Thursday, February 5, 2009 by Dave Blum
One of my favorite corporate team building activities is a quick icebreaker involving paper airplanes. It’s fun and high energy, as well as a great way to generate team building ideas and discussion. Here’s how it works:
Take some masking tape and create a large “X” on one wall of your meeting space, then inform everyone that they’re all going to take part in a paper airplane building session. Each person has 3 minutes to create their plane; they must then step up to the designated launch point (fairly far away from the “X”) and attempt to fly their plane across the room, hitting the “X”. The entire game will take 7 minutes, so they should have time for a second or even third attempt, either with the same plane or a new design. At 7 minutes, yell “Stop” and begin the debrief.
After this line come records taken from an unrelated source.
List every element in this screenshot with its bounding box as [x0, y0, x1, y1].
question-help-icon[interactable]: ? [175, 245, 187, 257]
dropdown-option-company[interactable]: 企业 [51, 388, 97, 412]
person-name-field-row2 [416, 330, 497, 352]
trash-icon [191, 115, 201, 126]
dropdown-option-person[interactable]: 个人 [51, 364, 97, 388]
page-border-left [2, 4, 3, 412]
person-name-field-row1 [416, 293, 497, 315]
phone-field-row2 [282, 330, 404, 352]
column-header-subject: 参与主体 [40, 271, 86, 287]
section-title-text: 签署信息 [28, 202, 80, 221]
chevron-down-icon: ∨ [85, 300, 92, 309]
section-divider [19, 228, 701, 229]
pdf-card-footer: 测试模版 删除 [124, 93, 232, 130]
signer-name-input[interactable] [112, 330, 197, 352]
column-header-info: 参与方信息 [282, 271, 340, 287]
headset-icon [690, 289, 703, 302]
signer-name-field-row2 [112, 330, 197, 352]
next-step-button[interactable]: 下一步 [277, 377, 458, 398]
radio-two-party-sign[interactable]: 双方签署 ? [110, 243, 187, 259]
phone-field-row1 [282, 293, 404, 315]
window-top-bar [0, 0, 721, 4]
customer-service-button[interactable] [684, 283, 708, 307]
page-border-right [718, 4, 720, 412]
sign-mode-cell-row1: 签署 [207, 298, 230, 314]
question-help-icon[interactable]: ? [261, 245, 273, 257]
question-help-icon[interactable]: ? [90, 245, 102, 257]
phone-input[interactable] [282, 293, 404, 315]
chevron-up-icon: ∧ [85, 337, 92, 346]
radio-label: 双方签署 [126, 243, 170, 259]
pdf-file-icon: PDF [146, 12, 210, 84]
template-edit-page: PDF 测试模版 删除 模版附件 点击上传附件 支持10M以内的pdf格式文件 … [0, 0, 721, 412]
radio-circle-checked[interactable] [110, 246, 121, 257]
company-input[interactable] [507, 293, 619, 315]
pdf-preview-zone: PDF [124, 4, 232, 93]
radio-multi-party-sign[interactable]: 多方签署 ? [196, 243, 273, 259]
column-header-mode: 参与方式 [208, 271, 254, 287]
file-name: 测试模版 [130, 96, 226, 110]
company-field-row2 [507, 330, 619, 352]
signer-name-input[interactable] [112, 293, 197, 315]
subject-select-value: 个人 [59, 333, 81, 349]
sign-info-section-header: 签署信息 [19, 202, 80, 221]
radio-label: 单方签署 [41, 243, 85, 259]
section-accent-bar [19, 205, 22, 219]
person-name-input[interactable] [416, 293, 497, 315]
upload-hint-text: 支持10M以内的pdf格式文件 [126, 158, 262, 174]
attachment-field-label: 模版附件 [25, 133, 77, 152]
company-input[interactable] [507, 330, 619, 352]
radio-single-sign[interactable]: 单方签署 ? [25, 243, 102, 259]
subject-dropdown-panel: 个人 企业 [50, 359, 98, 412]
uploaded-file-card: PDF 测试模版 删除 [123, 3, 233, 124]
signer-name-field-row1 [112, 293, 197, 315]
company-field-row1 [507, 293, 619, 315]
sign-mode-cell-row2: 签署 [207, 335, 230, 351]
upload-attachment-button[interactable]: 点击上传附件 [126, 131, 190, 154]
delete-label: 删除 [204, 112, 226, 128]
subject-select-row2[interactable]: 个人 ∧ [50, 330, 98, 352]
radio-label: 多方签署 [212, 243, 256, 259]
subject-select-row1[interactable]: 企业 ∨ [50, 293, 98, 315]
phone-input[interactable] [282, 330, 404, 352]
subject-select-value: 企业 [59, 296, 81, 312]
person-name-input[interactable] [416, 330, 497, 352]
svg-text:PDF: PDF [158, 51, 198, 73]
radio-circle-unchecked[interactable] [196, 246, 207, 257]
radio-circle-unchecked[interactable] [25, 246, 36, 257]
Inevitably what happens is that someone (often with an engineering bent) creates an excellent airplane model that hits the “X” on the first try. The question is, what do they do afterwards? More often than not, that person simply sits down and retires from the activity — after all, they’ve succeeded…why continue? What I always ask that person during the debrief is, “Once your challenge was completed, why didn’t you move around and help others with the design of THEIR airplanes?”
It’s important when explaining this game to refrain from uttering the words “competition” or “contest”. This is a paper airplane flying “session”, a fairly neutral term. Human nature being what it is, however, people will assume this is a competition — which means “me against them”. In such a paradigm, why indeed would you help “the enemy”? If, however, you position this as simply a session to create “the best airplane”, then cooperation and collaboration can flourish. It becomes a project about ideation, adding each person’s trials and errrors to the group’s collective knowledge base.
Try it sometime and you’re bound to have a very lively discussion about competition vs. collaboration (two of my favorite topics!).